The Omo Kibish
The Omo Kibish formation is one of several sites within an ancient rocky formation called Kibish in Omo National Park, southwest Ethiopia. The Kibish outcrop is where excavations by Richard Leakey and others recovered Homo sapiens remains as old as 125,000 years BCE. Omo Kibish-1, also known as Kamoya's Hominid Site (KHS), contained a nearly complete skeleton of an adult male Homo sapiens.
The Kibish outcrop is named after the nearby village of Kibish, one of the villages of the Nyangatom people. The village lies close to the east bank of the Omo River at the base of the Nkalabong Range in Ethiopia. The Omo Valley is extremely rich in significant palaeo-anthropological remains. According to scientific research (done in 1982 by the University of California at Berkeley), hominid remains from the Omo Valley date back more than four million years.

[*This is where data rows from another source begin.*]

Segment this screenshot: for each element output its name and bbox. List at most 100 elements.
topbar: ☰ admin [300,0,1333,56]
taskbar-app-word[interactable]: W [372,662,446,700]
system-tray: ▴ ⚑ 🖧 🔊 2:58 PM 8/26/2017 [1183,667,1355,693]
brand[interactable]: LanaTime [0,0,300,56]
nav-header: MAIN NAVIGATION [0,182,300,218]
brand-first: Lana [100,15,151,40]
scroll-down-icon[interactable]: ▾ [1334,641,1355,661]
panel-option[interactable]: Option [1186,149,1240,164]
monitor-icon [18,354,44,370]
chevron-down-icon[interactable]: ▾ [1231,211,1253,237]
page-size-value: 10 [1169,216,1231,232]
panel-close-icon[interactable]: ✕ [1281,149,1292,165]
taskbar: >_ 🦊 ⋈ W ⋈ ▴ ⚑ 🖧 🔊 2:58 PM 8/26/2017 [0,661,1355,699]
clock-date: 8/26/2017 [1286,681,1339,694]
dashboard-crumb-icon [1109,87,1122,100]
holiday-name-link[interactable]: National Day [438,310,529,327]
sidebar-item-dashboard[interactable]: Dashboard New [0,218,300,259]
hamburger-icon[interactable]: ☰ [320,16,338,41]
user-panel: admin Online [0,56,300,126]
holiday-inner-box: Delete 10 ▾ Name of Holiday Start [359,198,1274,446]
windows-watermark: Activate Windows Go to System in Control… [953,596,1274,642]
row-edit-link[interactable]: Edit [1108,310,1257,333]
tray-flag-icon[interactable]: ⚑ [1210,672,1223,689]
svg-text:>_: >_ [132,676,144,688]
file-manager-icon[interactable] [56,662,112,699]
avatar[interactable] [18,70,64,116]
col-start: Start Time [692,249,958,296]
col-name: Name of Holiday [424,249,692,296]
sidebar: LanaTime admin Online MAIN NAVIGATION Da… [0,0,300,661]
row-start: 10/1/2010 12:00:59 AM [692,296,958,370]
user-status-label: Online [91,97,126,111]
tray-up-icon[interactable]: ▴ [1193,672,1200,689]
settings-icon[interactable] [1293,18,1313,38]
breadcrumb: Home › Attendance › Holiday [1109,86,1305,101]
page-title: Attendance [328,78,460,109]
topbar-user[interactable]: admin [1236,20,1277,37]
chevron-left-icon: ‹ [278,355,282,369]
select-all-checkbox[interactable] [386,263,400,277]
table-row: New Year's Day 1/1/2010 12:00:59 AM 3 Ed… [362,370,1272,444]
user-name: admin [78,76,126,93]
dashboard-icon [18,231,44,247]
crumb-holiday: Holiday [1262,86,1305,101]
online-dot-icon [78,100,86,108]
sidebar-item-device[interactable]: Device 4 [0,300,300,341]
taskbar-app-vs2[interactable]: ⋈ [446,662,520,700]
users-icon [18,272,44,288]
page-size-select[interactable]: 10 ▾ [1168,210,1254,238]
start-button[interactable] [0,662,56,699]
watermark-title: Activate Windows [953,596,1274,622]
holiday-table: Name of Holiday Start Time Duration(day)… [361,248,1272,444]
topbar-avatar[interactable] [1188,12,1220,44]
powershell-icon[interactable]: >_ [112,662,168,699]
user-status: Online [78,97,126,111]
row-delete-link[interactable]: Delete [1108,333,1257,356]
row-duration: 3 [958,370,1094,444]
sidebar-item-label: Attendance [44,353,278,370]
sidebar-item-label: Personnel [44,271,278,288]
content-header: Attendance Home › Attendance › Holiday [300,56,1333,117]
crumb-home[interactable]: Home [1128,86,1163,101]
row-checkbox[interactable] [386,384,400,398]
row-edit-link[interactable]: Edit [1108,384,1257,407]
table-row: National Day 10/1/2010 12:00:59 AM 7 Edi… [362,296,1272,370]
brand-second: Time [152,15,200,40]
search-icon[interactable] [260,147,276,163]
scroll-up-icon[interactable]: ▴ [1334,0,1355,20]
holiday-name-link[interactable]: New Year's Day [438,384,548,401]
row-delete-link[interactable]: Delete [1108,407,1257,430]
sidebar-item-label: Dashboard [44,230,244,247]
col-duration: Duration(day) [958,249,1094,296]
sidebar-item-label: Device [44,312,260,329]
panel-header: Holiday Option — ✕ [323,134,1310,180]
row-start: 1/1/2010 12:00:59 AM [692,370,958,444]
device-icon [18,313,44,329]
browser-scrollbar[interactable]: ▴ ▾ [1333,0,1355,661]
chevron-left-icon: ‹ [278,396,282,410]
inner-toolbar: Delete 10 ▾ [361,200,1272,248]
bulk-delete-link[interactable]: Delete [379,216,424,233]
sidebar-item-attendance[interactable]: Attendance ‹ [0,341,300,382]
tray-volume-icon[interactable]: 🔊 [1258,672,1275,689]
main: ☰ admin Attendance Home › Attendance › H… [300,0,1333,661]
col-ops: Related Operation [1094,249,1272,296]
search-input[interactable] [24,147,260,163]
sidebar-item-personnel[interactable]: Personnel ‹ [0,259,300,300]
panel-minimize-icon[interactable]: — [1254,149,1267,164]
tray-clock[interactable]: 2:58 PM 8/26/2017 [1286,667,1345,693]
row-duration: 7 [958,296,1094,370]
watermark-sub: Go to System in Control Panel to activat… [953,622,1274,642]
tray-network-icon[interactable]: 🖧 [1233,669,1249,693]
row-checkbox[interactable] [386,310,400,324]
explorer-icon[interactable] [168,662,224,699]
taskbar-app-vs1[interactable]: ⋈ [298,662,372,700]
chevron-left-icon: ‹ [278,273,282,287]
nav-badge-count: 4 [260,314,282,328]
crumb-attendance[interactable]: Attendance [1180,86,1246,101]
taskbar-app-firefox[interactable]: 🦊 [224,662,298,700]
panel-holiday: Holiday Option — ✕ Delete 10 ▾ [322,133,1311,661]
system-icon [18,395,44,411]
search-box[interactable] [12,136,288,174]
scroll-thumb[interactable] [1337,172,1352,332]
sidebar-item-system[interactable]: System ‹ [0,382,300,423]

However, more recent potassium-argon dating of the volcanic tuffs at Omo Kibish-1 suggests that they date between 104,000 and 196,000 years ago, and that the likeliest date is closer to 195,000. If this date is correct, it makes Omo Kibish the earliest known Homo sapiens site on the planet. When the bones of two early humans were found in 1967 near Kibish, Ethiopia, they were thought to be 130,000 years old. Some years later, researchers found human bones at Herto, in Ethiopia. They were dated using more modern techniques and found to be 154kya to 160kya. This initiated a new study of the 1967 fossil site, using modern dating techniques. The results at Omo Kibish-1 indicate that the earliest known members of our species, Homo sapiens, roamed Africa about 195,000 years ago.
"It pushes back the beginning of anatomically modern humans", says geologist Frank Brown, a co-author of the study and dean of the University of Utah's College of Mines and Earth Sciences. The journal Nature has published the study in its February 17, 2005, issue. Brown conducted the research with geologist and geochronologist Ian McDougall of Australian National University in Canberra, and anthropologist John Fleagle of New York state's Stony Brook University.
The researchers dated mineral crystals in volcanic ash layers above and below layers of river sediments that contain the early human bones. "They conclude the fossils are much older than a 104,000-year-old volcanic layer and very close in age to a 196,000-year-old layer", says Brown.